NATO'daki yerimiz ve Biden görüşmesi
Ankara ve Washington arasında hızlı bir bahar havası zaten beklenmiyordu. Biden ile görüşmenin mevcut sorunları (YPG, FETÖ, S-400 ve F-35) bir çırpıda çözmesi hiç umulmuyordu. Her şeyden önce sorunların bir süreliğine dondurulmuş olmaları ve iki lider arasında olumlu bir atmosferin oluşması önemli bir kazanım. Biden'ın güçlendirmeye çalıştığı NATO ittifakı içerisindeki Türkiye'nin vazgeçilmez yeri tekrar vurgulandı. Biden'ın Putin ile kritik zirvesinden önce Erdoğan ile görüşmesi önemliydi. Türkiye hem NATO hem de ABD açısından birçok dosyada etkili aktör durumunda. İster Rusya ve Çin olsun ister Ortadoğu ve Kuzey Afrika, ister Kafkaslar ve Orta Asya olsun... Yine Afganistan, Libya ve Suriye dosyalarında işbirliğinin konuşulması, gerilimlerin paranteze alınarak pozitif gündeme odaklanıldığını gösterdi.
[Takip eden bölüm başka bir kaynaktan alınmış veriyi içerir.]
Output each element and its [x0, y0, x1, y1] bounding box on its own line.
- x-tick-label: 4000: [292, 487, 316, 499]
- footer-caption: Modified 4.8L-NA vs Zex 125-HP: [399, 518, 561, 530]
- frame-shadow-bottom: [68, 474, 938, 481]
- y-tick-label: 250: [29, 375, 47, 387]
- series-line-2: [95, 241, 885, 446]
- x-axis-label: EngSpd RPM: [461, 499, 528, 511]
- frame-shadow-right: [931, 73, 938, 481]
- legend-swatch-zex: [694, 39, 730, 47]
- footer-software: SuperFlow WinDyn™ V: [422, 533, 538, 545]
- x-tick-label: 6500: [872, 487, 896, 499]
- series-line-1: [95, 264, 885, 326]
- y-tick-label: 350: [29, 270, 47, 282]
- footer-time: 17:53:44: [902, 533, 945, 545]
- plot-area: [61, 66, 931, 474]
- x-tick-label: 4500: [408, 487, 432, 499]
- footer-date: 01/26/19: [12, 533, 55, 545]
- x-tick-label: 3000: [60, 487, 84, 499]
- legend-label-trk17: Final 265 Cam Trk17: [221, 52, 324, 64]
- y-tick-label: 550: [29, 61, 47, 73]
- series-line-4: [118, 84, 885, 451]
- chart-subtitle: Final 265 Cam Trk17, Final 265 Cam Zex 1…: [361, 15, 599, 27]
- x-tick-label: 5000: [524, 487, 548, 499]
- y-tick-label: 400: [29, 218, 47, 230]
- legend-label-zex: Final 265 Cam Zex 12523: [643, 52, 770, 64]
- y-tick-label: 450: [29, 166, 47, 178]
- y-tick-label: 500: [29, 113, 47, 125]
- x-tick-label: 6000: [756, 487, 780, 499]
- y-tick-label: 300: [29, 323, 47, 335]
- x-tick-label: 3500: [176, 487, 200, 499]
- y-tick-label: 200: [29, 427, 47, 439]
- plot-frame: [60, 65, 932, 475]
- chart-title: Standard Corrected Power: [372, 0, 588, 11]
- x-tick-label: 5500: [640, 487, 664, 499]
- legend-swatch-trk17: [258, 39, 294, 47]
Washington-Ankara hattında önümüzdeki bir yılda test edilecek şekilde yeni bir dönemin başladığını söyleyebiliriz. Tarafların bu süreyi iyi kullanması durumunda olumluya gidiş sürebilir, aksi takdirde giderek yapısal hale gelen ihtilaflar gerilim sarmalına geri dönebilir.
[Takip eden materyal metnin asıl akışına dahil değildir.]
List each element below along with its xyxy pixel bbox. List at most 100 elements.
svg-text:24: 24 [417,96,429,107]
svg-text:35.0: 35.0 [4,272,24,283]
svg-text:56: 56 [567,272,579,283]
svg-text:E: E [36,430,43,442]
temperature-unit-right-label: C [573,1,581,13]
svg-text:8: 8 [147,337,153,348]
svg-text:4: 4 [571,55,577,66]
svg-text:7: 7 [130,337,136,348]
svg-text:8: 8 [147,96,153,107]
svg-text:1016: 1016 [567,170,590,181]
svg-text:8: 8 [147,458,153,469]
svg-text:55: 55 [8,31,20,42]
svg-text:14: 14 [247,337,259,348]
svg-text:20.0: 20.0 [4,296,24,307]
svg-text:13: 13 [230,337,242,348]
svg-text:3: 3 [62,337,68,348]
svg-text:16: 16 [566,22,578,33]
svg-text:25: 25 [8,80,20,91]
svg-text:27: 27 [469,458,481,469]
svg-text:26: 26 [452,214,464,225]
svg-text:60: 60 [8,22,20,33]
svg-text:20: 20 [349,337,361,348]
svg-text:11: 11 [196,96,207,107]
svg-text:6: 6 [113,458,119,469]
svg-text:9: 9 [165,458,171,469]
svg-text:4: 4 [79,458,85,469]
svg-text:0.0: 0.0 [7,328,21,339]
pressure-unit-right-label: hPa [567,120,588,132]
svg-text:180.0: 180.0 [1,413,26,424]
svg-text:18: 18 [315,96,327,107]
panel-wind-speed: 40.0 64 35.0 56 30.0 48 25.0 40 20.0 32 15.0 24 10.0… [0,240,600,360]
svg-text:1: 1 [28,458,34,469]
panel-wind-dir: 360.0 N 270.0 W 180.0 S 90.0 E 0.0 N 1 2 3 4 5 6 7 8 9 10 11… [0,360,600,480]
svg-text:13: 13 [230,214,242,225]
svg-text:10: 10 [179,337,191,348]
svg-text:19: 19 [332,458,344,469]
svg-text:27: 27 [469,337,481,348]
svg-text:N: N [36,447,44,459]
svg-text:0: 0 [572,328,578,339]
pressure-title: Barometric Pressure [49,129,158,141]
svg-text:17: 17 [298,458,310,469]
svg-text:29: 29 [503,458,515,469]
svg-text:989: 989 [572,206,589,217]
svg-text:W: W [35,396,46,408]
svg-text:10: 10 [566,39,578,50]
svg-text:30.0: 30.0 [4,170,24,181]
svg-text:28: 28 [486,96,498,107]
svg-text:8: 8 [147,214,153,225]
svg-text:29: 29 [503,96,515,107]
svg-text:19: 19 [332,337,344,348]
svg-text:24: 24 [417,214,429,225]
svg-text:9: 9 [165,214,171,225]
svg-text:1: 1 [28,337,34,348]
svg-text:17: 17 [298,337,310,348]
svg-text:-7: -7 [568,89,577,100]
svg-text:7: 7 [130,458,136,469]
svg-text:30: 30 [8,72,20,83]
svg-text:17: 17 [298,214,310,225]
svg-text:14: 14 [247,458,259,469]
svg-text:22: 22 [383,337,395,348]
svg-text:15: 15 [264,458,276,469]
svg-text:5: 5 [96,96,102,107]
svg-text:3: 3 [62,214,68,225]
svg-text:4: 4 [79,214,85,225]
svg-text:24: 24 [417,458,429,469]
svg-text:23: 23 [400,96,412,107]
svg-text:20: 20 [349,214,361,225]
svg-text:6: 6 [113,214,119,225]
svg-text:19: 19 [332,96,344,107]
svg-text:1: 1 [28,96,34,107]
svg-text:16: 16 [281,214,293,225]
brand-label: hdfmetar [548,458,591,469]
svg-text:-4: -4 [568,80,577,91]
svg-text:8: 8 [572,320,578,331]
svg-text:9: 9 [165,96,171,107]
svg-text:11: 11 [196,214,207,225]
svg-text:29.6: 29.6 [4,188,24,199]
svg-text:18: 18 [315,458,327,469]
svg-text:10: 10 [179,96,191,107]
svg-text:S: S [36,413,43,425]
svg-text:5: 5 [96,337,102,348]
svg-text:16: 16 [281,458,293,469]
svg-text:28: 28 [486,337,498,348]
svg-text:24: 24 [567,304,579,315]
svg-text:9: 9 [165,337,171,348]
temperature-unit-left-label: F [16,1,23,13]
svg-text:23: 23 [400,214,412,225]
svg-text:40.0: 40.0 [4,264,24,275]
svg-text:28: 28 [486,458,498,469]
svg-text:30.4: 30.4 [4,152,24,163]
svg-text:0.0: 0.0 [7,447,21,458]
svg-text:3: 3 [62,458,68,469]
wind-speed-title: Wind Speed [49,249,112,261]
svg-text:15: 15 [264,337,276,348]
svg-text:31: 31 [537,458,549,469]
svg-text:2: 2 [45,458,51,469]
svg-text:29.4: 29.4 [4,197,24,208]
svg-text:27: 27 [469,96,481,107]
Kafkaslardaki 6'lı Platform önerisi neyin öncüsü?
Brüksel'den Bakü'ye geçen Erdoğan, Azerbaycan'ın Karabağ zaferini kutlarken çok mutluydu. Şuşa Beyannamesi ile Türkiye ve Azerbaycan arasında yeni bir bölgesel işbirliğini başlatmanın sevinci hem Erdoğan hem de Aliyev'in yüzünden okunabiliyordu. Kafkaslar'dan Orta Asya'ya uzanan bu yeni müttefiklik anlayışı iki ülkenin kaderini daha sıkı birbirine bağladı. Erdoğan'ın Azerbaycan Meclisi'nde ve arasında olduğum basın mensuplarıyla sohbetinde vurguladığı 6'lı Platform önerisini önemsemek gerekir. Rusya, Gürcistan, Ermenistan, Azerbaycan, İran ve Türkiye'den oluşan 6'lı mekanizma önerisi hem Ermenistan ile normalleşmeyi hem de Kafkaslar'da barış, istikrar ve refahı teminat altına alma niyeti taşıyor. Enerji hatlarının güvenliği de çatışmaların çözümü de ticaretin artırılması da bu önerinin içerisinde...
Türkiye ne yapacak?
Ankara'nın Kabil havalimanının korunmasında rol almak istemesi sadece NATO ittifakı içerisindeki önemi ile irtibatlı değil. Güçlü bölgesel bir güç olarak Türkiye, Kafkaslar'dan Orta Asya'ya, Afganistan ve Pakistan'a giden hatta ilgi duyuyor. ABD'nin kısmen ihmal ettiği, Çin ve Rusya'nın ise önemsediği bu hatta Türkiye'nin etkin rol alması, güç denklemini yeniden oluşturacaktır. Hem NATO'nun Brüksel Zirvesi hem de Biden-Putin görüşmesi büyük güçler rekabetinde önemli boşlukların devam edeceğini gösteriyor. ABD'nin geri dönme iddiası Washington'un tek başına bu boşlukları doldurması ile sonuçlanmayacak. Aksine Pasifik-Hint bölgesine odaklanan Biden yönetimi etkin bölgesel güçlerle pazarlığa ve işbirliğine girmek zorunda. Büyük ve orta güçler arasındaki bu dengelenme hâli zaman alacak. Bu sebeple dış politikamızın normalleşme arayışında hızlı ve geniş uyumlar beklemek yanıltıcı olur. Ankara bir yandan son yıllardaki hamlelerini tahkim eden diplomasiye devam edecek. Diğer yandan ise nüfuzunu genişletecek yeni hamlelerde bulunacak. Bugünün dünyasında milli menfaati temin etmenin yolu bu.